GMB, Prospect and Unite give their reactions to company’s collapsed merger with EADS. (Pictured: BAE Systems Govan shipyard)
(Pictured: BAE Systems Govan shipyard, Glasgow)
GMB said the company should look to world market for job opportunities while Prospect urged the government to spell out its plans to enhance UK manufacturing.
Unite national officer Ian Waddell said: “The highly skilled workforces of both companies are the beating heart of British manufacturing. A merger, with a jobs guarantee, would have created a strong new company that could have protected the UK’s long term interests.
“There was an industrial logic to the merger, but national and political interests proved to be the stumbling block. The UK government now needs to strengthen its ‘golden share’ and send a powerful message that it backs British manufacturing and BAE systems.
“Short-termism cannot be allowed to govern BAE’s future. BAE management in the past has made some crucial wrong decisions, such as selling its stake in Airbus in 2006. We need to ensure the company plans for the long term and that short-term investor pressure is balanced with employee representation on the board.
“BAE is a great British company. The government needs to follow the example of Germany and France where they pursue an active industrial policy and adopt an approach that safeguards the highly skilled jobs which are critical to our country’s defence.”
GMB organiser Jim Moohan said: “This is a decision of fine judgement and the BAe workforce will be relieved that the management did not rush into a situation that could have destabilised a very successful company.

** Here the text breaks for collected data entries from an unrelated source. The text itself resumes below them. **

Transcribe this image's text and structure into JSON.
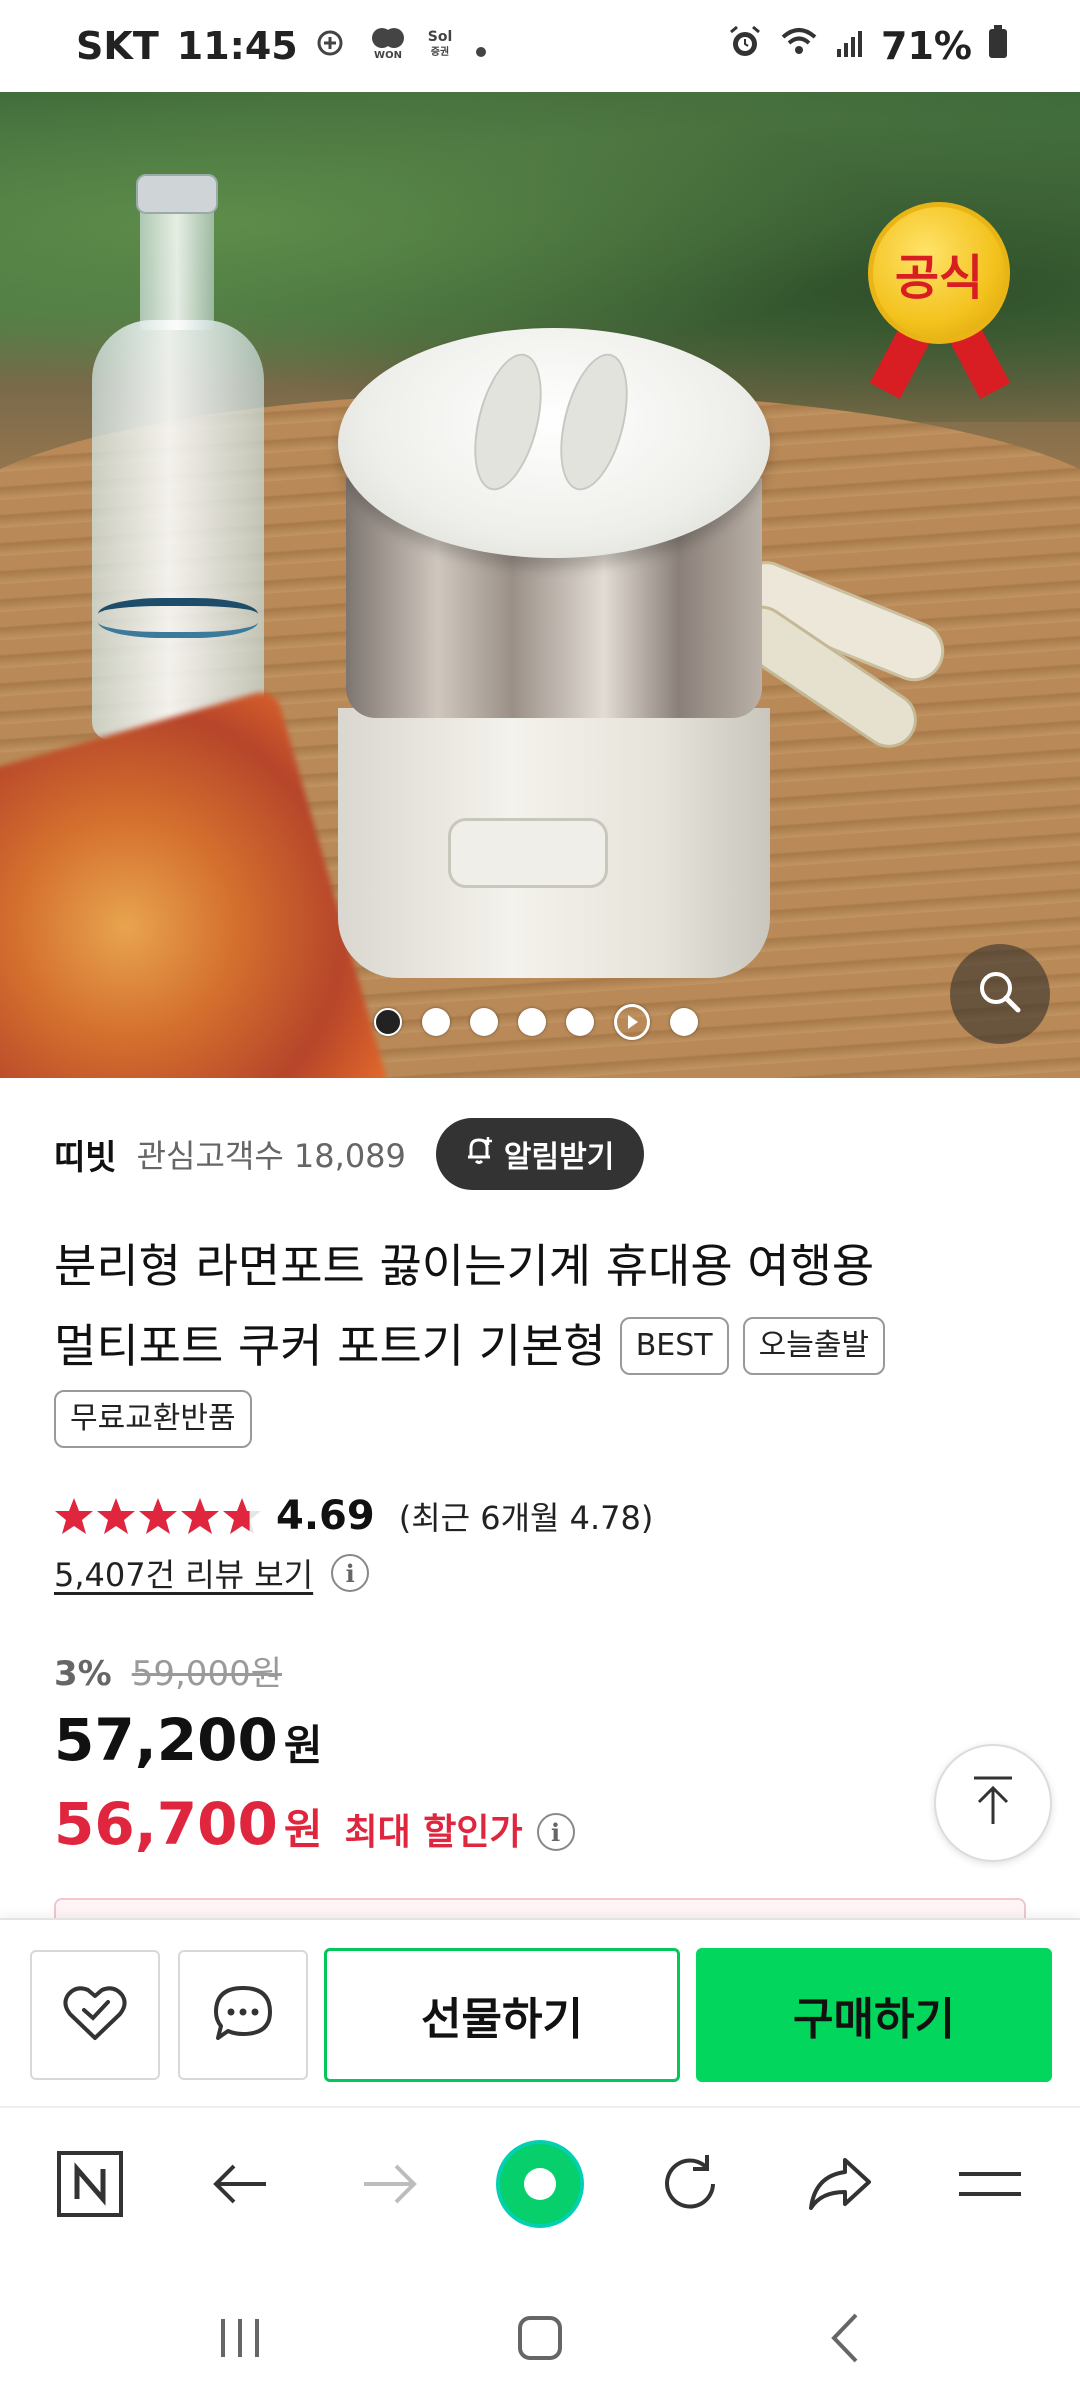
{
  "status_bar": {
    "carrier": "SKT",
    "time": "11:45",
    "battery": "71%",
    "notification_icons": [
      "running-icon",
      "won-icon",
      "sol-securities-icon",
      "dot-icon"
    ],
    "system_icons": [
      "alarm-icon",
      "wifi-icon",
      "signal-icon",
      "battery-icon"
    ]
  },
  "hero": {
    "badge_text": "공식",
    "image_count": 7,
    "active_index": 0,
    "video_index": 5
  },
  "store": {
    "name": "띠빗",
    "followers": "관심고객수 18,089",
    "notify_label": "알림받기"
  },
  "product": {
    "title_line1": "분리형 라면포트 끓이는기계 휴대용 여행용",
    "title_line2": "멀티포트 쿠커 포트기 기본형",
    "tags": [
      "BEST",
      "오늘출발",
      "무료교환반품"
    ]
  },
  "rating": {
    "score": "4.69",
    "stars_value": 4.69,
    "recent": "(최근 6개월 4.78)",
    "review_link": "5,407건 리뷰 보기"
  },
  "price": {
    "discount": "3%",
    "original": "59,000원",
    "sale": "57,200",
    "max_discount": "56,700",
    "won": "원",
    "max_label": "최대 할인가"
  },
  "actions": {
    "gift": "선물하기",
    "buy": "구매하기"
  },
  "colors": {
    "accent_green": "#03c75a",
    "price_red": "#e0263e",
    "star_red": "#e0263e"
  },
  "browser_toolbar": [
    "naver-home-icon",
    "back-arrow-icon",
    "forward-arrow-icon",
    "green-dot-icon",
    "refresh-icon",
    "share-icon",
    "menu-icon"
  ],
  "system_nav": [
    "recents-icon",
    "home-icon",
    "back-icon"
  ]
}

“There were too many ‘ifs’ or ‘buts’ and grey areas which if the merger had gone ahead were areas causing serious concern.
“GMB hopes BAE systems will now focus on what they do very successfully and look to world markets for opportunities that will provide employment for their highly skilled workforce across the UK.”
Prospect general secretary designate Mike Clancy said: “This decision changes nothing immediately, but it raises profound questions for the future of the defence sector and the UK’s industrial base, which has been shown by this merger to be in crisis.
“Thousands of skilled jobs have been lost at BAE over the last two years and we fear the loss of thousands more if BAE cannot expand its order book into new markets.
“BAE is a prime contractor for the Ministry of Defence and this move clearly reflects fears about the future profitability of those arrangements as defence markets shrink.
“Now that ministers are liberated from their quasi-judicial role in the merger, they should spell out what plans they have to use the human and physical capital embodied in BAE to enhance the UK’s manufacturing capacity.
“This nation needs more manufacturing capacity, not less, and where government is the prime customer we cannot continue to operate in a policy vacuum.”